Thursday, July 14, 2011

Welcome

I'd like to welcome all those who've taken a moment to scroll through the blogs I've been posting on our new website over the past week.  As I mentioned in the email I sent out, we will be using this blog as an avenue to inform and explain what is going on in the economy and stock market, and how these developments will impact how the stock market performs. 
Having talked to several money managers and economists today via email, it appears that the Republicans and Democrats are close to a compromise on whether Congress will raise the debt ceiling limits so that the U.S. can avoid a default on our debt (which is held by other countries - mainly China).  If Washington were unable to come to some sort of agreement by the first of August (which is the deadline), then the government would be unable to pay its obligations (social security and other entitlement programs).  This is highly unlikely because if the debt ceiling limit wasn't raised, it would be a collossal problem for the economy and the stock market.

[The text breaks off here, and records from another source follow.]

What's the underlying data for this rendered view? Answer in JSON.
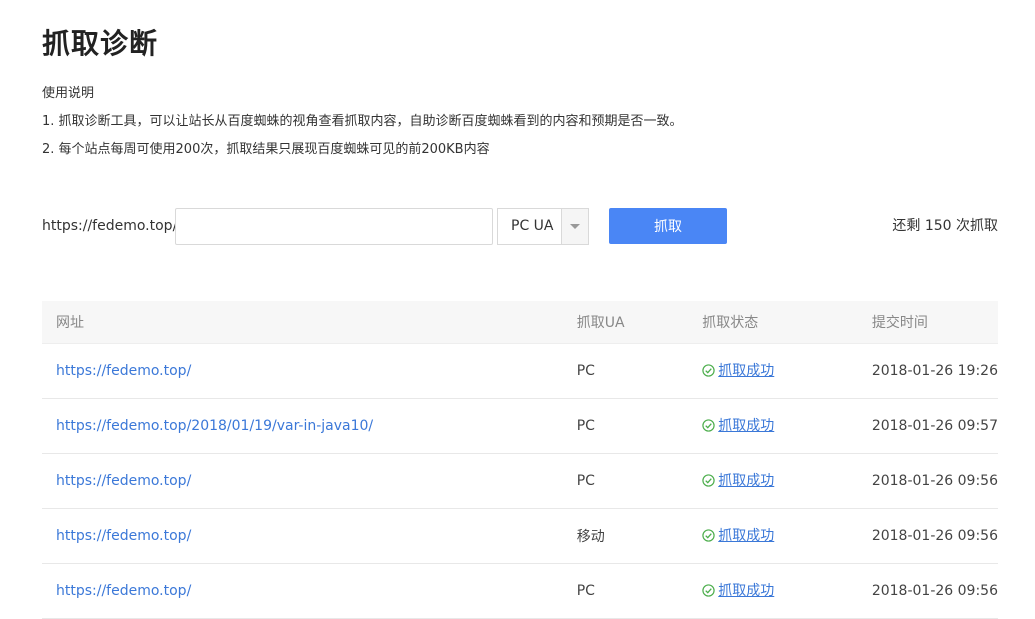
{
  "page": {
    "title": "抓取诊断"
  },
  "instructions": {
    "heading": "使用说明",
    "items": [
      "1. 抓取诊断工具，可以让站长从百度蜘蛛的视角查看抓取内容，自助诊断百度蜘蛛看到的内容和预期是否一致。",
      "2. 每个站点每周可使用200次，抓取结果只展现百度蜘蛛可见的前200KB内容"
    ]
  },
  "form": {
    "url_prefix": "https://fedemo.top/",
    "url_value": "",
    "ua_selected": "PC UA",
    "fetch_label": "抓取",
    "remaining_text": "还剩 150 次抓取"
  },
  "table": {
    "headers": [
      "网址",
      "抓取UA",
      "抓取状态",
      "提交时间"
    ],
    "rows": [
      {
        "url": "https://fedemo.top/",
        "ua": "PC",
        "status": "抓取成功",
        "time": "2018-01-26 19:26"
      },
      {
        "url": "https://fedemo.top/2018/01/19/var-in-java10/",
        "ua": "PC",
        "status": "抓取成功",
        "time": "2018-01-26 09:57"
      },
      {
        "url": "https://fedemo.top/",
        "ua": "PC",
        "status": "抓取成功",
        "time": "2018-01-26 09:56"
      },
      {
        "url": "https://fedemo.top/",
        "ua": "移动",
        "status": "抓取成功",
        "time": "2018-01-26 09:56"
      },
      {
        "url": "https://fedemo.top/",
        "ua": "PC",
        "status": "抓取成功",
        "time": "2018-01-26 09:56"
      }
    ]
  },
  "icons": {
    "status_success": "check-circle-icon",
    "select_arrow": "chevron-down-icon"
  },
  "colors": {
    "accent": "#4a86f5",
    "link": "#3b78d8",
    "success_icon": "#4cae4c",
    "header_bg": "#f7f7f7"
  }
}
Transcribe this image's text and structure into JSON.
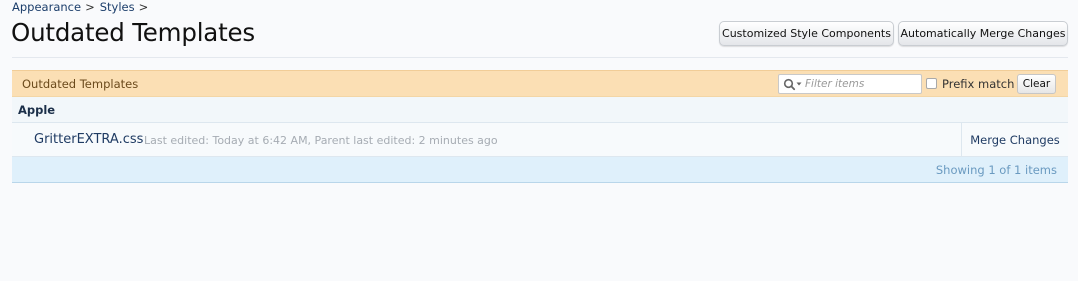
{
  "breadcrumb": {
    "items": [
      {
        "label": "Appearance"
      },
      {
        "label": "Styles"
      }
    ],
    "separator": ">"
  },
  "page": {
    "title": "Outdated Templates"
  },
  "toolbar": {
    "customized_label": "Customized Style Components",
    "merge_all_label": "Automatically Merge Changes"
  },
  "section": {
    "title": "Outdated Templates",
    "filter_placeholder": "Filter items",
    "prefix_match_label": "Prefix match",
    "prefix_match_checked": false,
    "clear_label": "Clear"
  },
  "groups": [
    {
      "label": "Apple",
      "items": [
        {
          "name": "GritterEXTRA.css",
          "meta": "Last edited: Today at 6:42 AM, Parent last edited: 2 minutes ago",
          "action": "Merge Changes"
        }
      ]
    }
  ],
  "footer": {
    "showing_text": "Showing 1 of 1 items"
  },
  "colors": {
    "header_bg": "#fbdfb4",
    "footer_bg": "#dff0fb",
    "link": "#1f3b63"
  }
}
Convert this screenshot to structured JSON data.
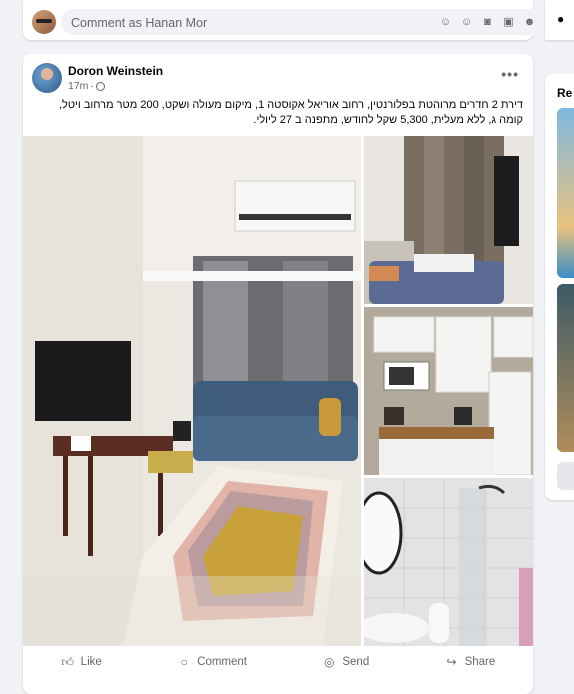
{
  "composer": {
    "placeholder": "Comment as Hanan Mor"
  },
  "post": {
    "author": "Doron Weinstein",
    "time": "17m",
    "text": "דירת 2 חדרים מרוהטת בפלורנטין, רחוב אוריאל אקוסטה 1, מיקום מעולה ושקט, 200 מטר מרחוב ויטל, קומה ג, ללא מעלית, 5,300 שקל לחודש, מתפנה ב 27 ליולי.",
    "more_label": "•••"
  },
  "actions": {
    "like": "Like",
    "comment": "Comment",
    "send": "Send",
    "share": "Share"
  },
  "sidebar": {
    "reels_title": "Re"
  },
  "icons": [
    "emoji-icon",
    "camera-icon",
    "gif-icon",
    "sticker-icon",
    "avatar-icon"
  ]
}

If the debt ceiling is raised, which my sources say is imminent, then the stock market would probably rally to the upside as the concerns over default would be taken off the table and give the markets some relief (at least in the short term).  This of course would be the equivalent of putting a band-aid on a knife wound as we still need to cut government spending, increase economic growth, bring down the unemployment numbers, and see a rebound in the housing market.  (All of these things are already on my Christmas list!).